Despite her vow to reduce the number of refugees coming into the country, Merkel still refused to set a ceiling on the number of migrants allowed to enter Germany, or to deploy more controls on the country’s borders “until necessary.” But she acknowledged the enormity of the challenge that mass immigration presents for Germany and called on other European nations to help share the burden. Her plan to reduce refugee numbers focused on Germany’s support for tougher measures on the European Union’s border, specifically the sea between Greece and Turkey. And she still plans for the German government to give billions in aid to help Turkey cope with its refugee population. She also wants measures to speed up the return of migrants who failed to qualify for asylum.

She must be using Stalin’s technique of executing the first person to stop clapping.

“He hasn’t done much yet”

I can no longer get through a Janet Albrechtsen column since she like so many others over at The Oz has gone beyond ridiculous as shills for our new PM. But really, this is just stupid.

The current PM deserves an A ­because so far so good.

Malcolm Turnbull earns early good marks too for setting a new tone and focus. Positive words are no substitute for good policy but there is undeniable power in a dose of upbeat leadership.

Turnbull’s can-do attitude (even if he hasn’t done much yet) makes a change from the wet blanket worn by Tony Abbott as PM, whose whingeing about the Senate grew tiresome. Turnbull’s approach to the still recalcitrant Senate is different, and welcome. But again, it’s only so far so good.

I don’t know whether she caught her paper’s front page this morning, you know, where it talks about debt and the never-to-arrive surplus. Well we shall see how Mr Positive deals with all of this.

The government is on track to spend more than $21 billion a year on interest payments on commonwealth debt — more than it spends on public hospitals — as it puts off a budget surplus until early next decade.

A grim update to the federal budget shows that government spend­ing is growing faster than planned while tax revenue has fallen short of forecasts issued just seven months ago, widening this year’s deficit to $37.4bn and inflicting greater damage in later years.

Scaling back its ambitions, the government yesterday talked of delivering budget surpluses “as soon as possible” but abandoned a forecast by Joe Hockey in May that promised a surplus by 2019-20. Instead, small surpluses would be delivered from 2020-21.

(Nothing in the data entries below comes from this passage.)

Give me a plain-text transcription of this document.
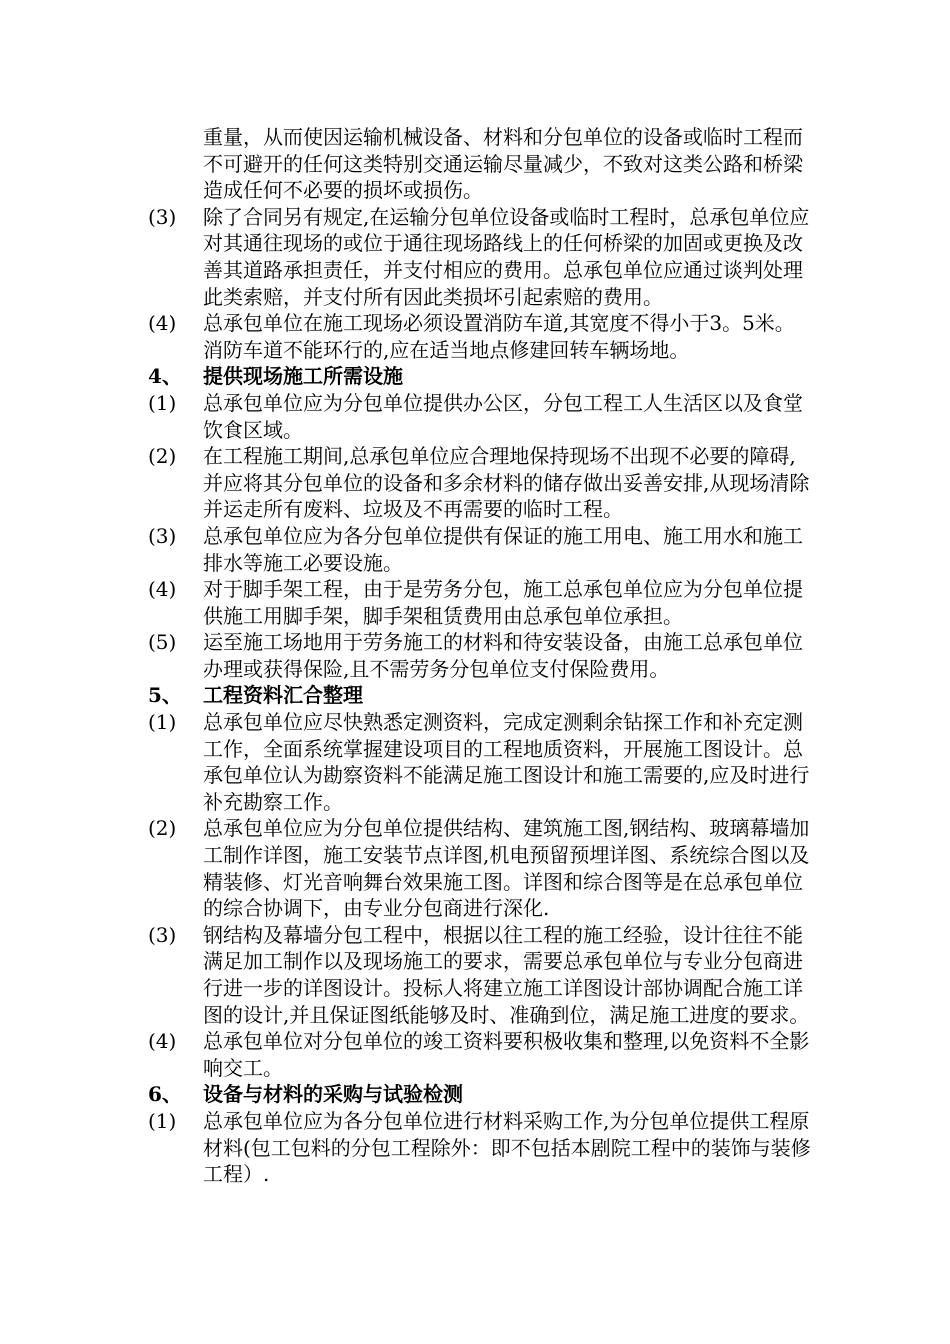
重量，从而使因运输机械设备、材料和分包单位的设备或临时工程而不可避开的任何这类特别交通运输尽量减少，不致对这类公路和桥梁造成任何不必要的损坏或损伤。
(3)	除了合同另有规定,在运输分包单位设备或临时工程时，总承包单位应对其通往现场的或位于通往现场路线上的任何桥梁的加固或更换及改善其道路承担责任，并支付相应的费用。总承包单位应通过谈判处理此类索赔，并支付所有因此类损坏引起索赔的费用。
(4)	总承包单位在施工现场必须设置消防车道,其宽度不得小于3。5米。消防车道不能环行的,应在适当地点修建回转车辆场地。
4、	提供现场施工所需设施
(1)	总承包单位应为分包单位提供办公区，分包工程工人生活区以及食堂饮食区域。
(2)	在工程施工期间,总承包单位应合理地保持现场不出现不必要的障碍,并应将其分包单位的设备和多余材料的储存做出妥善安排,从现场清除并运走所有废料、垃圾及不再需要的临时工程。
(3)	总承包单位应为各分包单位提供有保证的施工用电、施工用水和施工排水等施工必要设施。
(4)	对于脚手架工程，由于是劳务分包，施工总承包单位应为分包单位提供施工用脚手架，脚手架租赁费用由总承包单位承担。
(5)	运至施工场地用于劳务施工的材料和待安装设备，由施工总承包单位办理或获得保险,且不需劳务分包单位支付保险费用。
5、	工程资料汇合整理
(1)	总承包单位应尽快熟悉定测资料，完成定测剩余钻探工作和补充定测工作，全面系统掌握建设项目的工程地质资料，开展施工图设计。总承包单位认为勘察资料不能满足施工图设计和施工需要的,应及时进行补充勘察工作。
(2)	总承包单位应为分包单位提供结构、建筑施工图,钢结构、玻璃幕墙加工制作详图，施工安装节点详图,机电预留预埋详图、系统综合图以及精装修、灯光音响舞台效果施工图。详图和综合图等是在总承包单位的综合协调下，由专业分包商进行深化.
(3)	钢结构及幕墙分包工程中，根据以往工程的施工经验，设计往往不能满足加工制作以及现场施工的要求，需要总承包单位与专业分包商进行进一步的详图设计。投标人将建立施工详图设计部协调配合施工详图的设计,并且保证图纸能够及时、准确到位，满足施工进度的要求。
(4)	总承包单位对分包单位的竣工资料要积极收集和整理,以免资料不全影响交工。
6、	设备与材料的采购与试验检测
(1)	总承包单位应为各分包单位进行材料采购工作,为分包单位提供工程原材料(包工包料的分包工程除外：即不包括本剧院工程中的装饰与装修工程）.
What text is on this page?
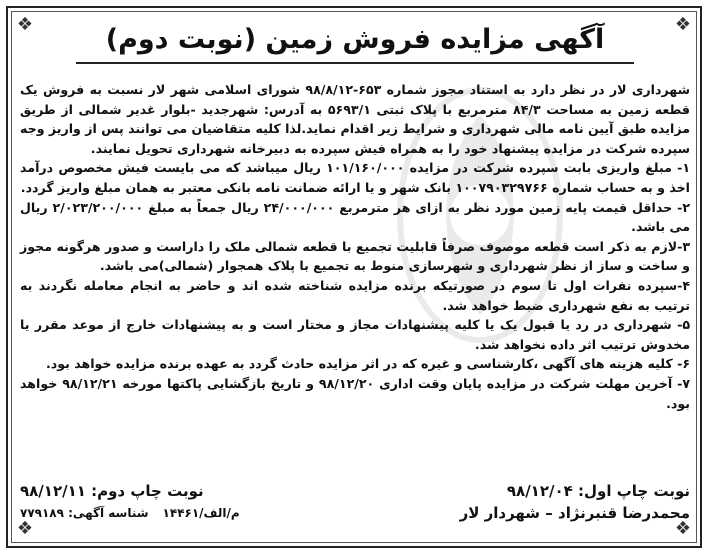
❖	❖
❖	❖
آگهی مزایده فروش زمین (نوبت دوم)

شهرداری لار در نظر دارد به استناد مجوز شماره ۶۵۳-۹۸/۸/۱۲ شورای اسلامی شهر لار نسبت به فروش یک قطعه زمین به مساحت ۸۴/۳ مترمربع با پلاک ثبتی ۵۶۹۳/۱ به آدرس: شهرجدید -بلوار غدیر شمالی از طریق مزایده طبق آیین نامه مالی شهرداری و شرایط زیر اقدام نماید.لذا کلیه متقاضیان می توانند پس از واریز وجه سپرده شرکت در مزایده پیشنهاد خود را به همراه فیش سپرده به دبیرخانه شهرداری تحویل نمایند.

۱- مبلغ واریزی بابت سپرده شرکت در مزایده ۱۰۱/۱۶۰/۰۰۰ ریال میباشد که می بایست فیش مخصوص درآمد اخذ و به حساب شماره ۱۰۰۷۹۰۳۲۹۷۶۶ بانک شهر و یا ارائه ضمانت نامه بانکی معتبر به همان مبلغ واریز گردد.

۲- حداقل قیمت پایه زمین مورد نظر به ازای هر مترمربع ۲۴/۰۰۰/۰۰۰ ریال جمعاً به مبلغ ۲/۰۲۳/۲۰۰/۰۰۰ ریال می باشد.

۳-لازم به ذکر است قطعه موصوف صرفاً قابلیت تجمیع با قطعه شمالی ملک را داراست و صدور هرگونه مجوز و ساخت و ساز از نظر شهرداری و شهرسازی منوط به تجمیع با پلاک همجوار (شمالی)می باشد.

۴-سپرده نفرات اول تا سوم در صورتیکه برنده مزایده شناخته شده اند و حاضر به انجام معامله نگردند به ترتیب به نفع شهرداری ضبط خواهد شد.

۵- شهرداری در رد یا قبول یک یا کلیه پیشنهادات مجاز و مختار است و به پیشنهادات خارج از موعد مقرر یا مخدوش ترتیب اثر داده نخواهد شد.

۶- کلیه هزینه های آگهی ،کارشناسی و غیره که در اثر مزایده حادث گردد به عهده برنده مزایده خواهد بود.

۷- آخرین مهلت شرکت در مزایده پایان وقت اداری ۹۸/۱۲/۲۰ و تاریخ بازگشایی پاکتها مورخه ۹۸/۱۲/۲۱ خواهد بود.

نوبت چاپ اول: ۹۸/۱۲/۰۴
نوبت چاپ دوم: ۹۸/۱۲/۱۱
محمدرضا قنبرنژاد – شهردار لار
م/الف/۱۴۴۶۱شناسه آگهی: ۷۷۹۱۸۹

Well, Janet, what do you think about all of that? And how do you suppose fixing any of it can be done with the Senate the way it is? Such muddled reasoning really is an irritation and not the best way to start the day.

Electric karma

This story is so incredible that you have to wonder how these people cannot see the irony of their idiotic situation. As I read it, they are having trouble building metallic inputs for solar panels because their wind-powered electricity grid is not generating enough power and the intermittent supply is raising electricity costs. Read it yourself.

South Australian Treasurer Tom Koutsantonis called a crisis meeting of energy users and suppliers today to deal with sharp rises and falls in wholesale electricity prices that threaten the redevelopment of a Port Pirie lead and zinc smelter to make metals for solar panels and mobile phones, even with a $291 million government subsidy.

The volatility in wholesale prices – caused mostly by the state’s reliance on wind power and the ability of coal and gas power stations to charge high prices when the wind drops – is creating havoc for industry in the state, which is one of the country’s most economically depressed.

“The state government recognises we must do more to address issues in the market as we transition to a low-carbon economy,” said Mr Koutsantonis, who also serves as Energy Minister.

Is there really no mechanism for these people to learn anything?